There is basically just a long 5K left to do, and on paper, it doesn't look too bad either, with a lot of it downhill. But past experience has taught me that it was going to be challenging. So I soaked my hat (the dragonflies had been really nagging me, so it was nice to shut them up for a bit) and headed out to finish that last hill.

Those of you with good eyes can see the next aid station way down there.
Before the race, I always look forward to this bit since it is a long downhill where I can make up some time. When I get here though, I am usually so tired that not much time gets made up.

Eventually I made it down to the fourth and final aid station, at about mile 12.2. There is a little over a mile to go from here, and it's a reasonably fun mile, but I was really beat at this point.

The last mile is mostly a nicely shaded single-track trail that normally is fairly infested with poison oak. Earlier in the week though, and couple of brave Brazen volunteers hacked the stuff back to minimize the chances of you touching it. (Nonnahs and Mas - not their real names - are rock stars!)

Sadly, they did nothing to reduce the small hills you have to also deal with along this stretch.

Above is a picture that Nej (not her real name) took of Mrs Notthat approaching the finish well ahead of me. I came through so much later that Nej had given up and went home for lunch.

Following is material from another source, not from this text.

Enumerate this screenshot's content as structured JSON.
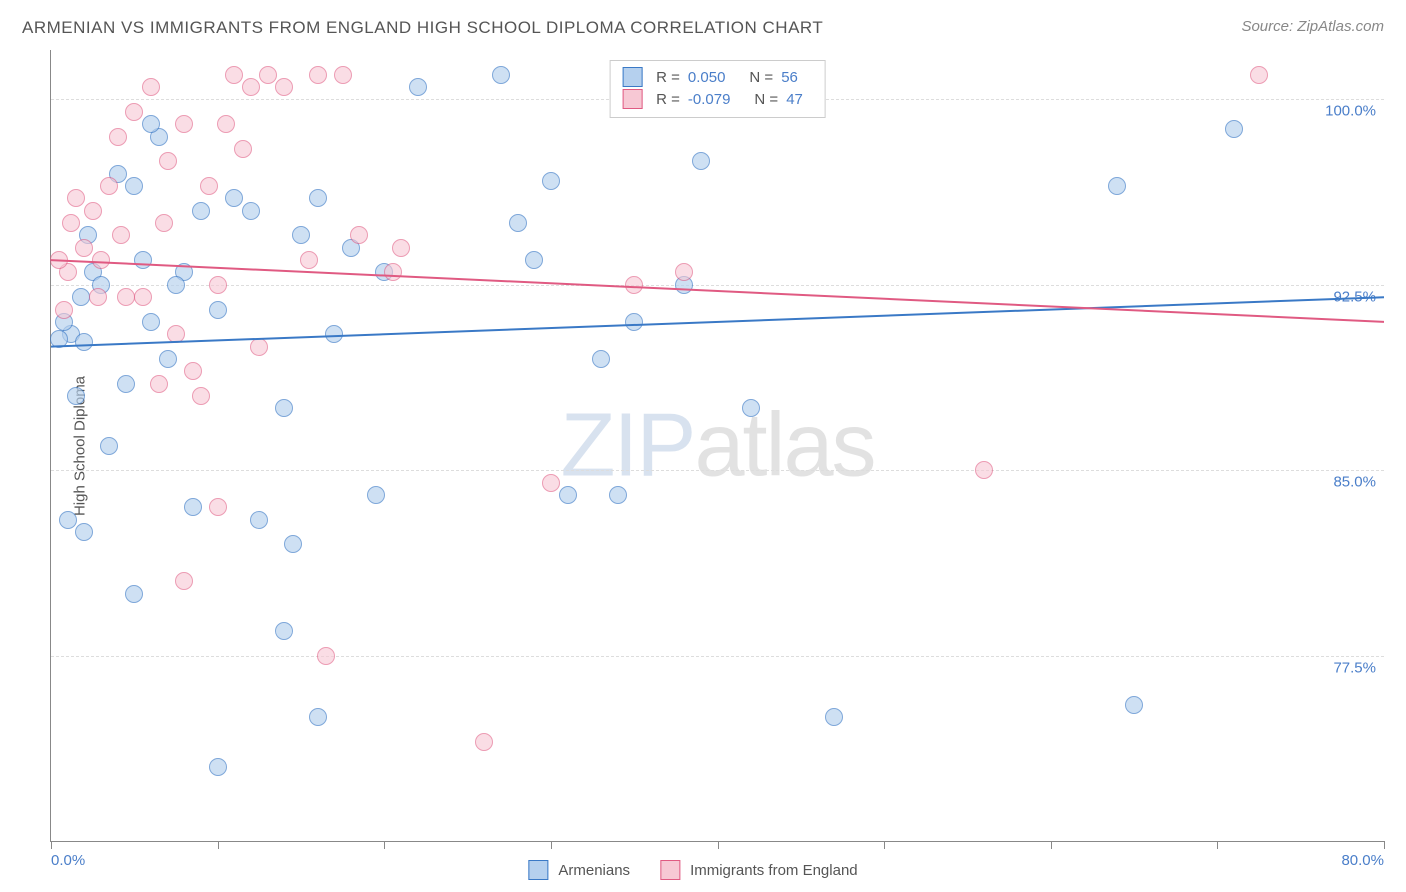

But I did end up finishing, finally.

There is so much wrong going on in this picture that I don't know where to start.  
Picture by Ecinreb (not her real name).
It took some effort, but I was able to extract Mrs Notthat from the clutches of The Endorphin Dude and pose for this nice shot.

And that's about it. I failed to break four hours, again, but I did set a PR (barely) for the course. Mrs Notthat also set a PR (and beat me by a staggering 45 minutes).

This race also marked my fifth in the Brazen Ultra Half Series, which means I am now eligible for the coveted coaster medal if I can get through the Rocky Ridge race [insert involuntary shudder here].

Oh goody. [insert involuntary heavy sigh here]

That's it - move along…

PS: You can see more of my pictures here.

1 comment:

Beth said...

Was a hoot to see you guys, as always! Dad got such a kick out of meeting you and Mrs in person, he's read about you for so long. This was Brian's first year doing that half, said it's a doozy. The Beast's regular run is up that single track steep rooty bit, up to the lagoon. It'll turn you into a beast if run on a regular basis, lol.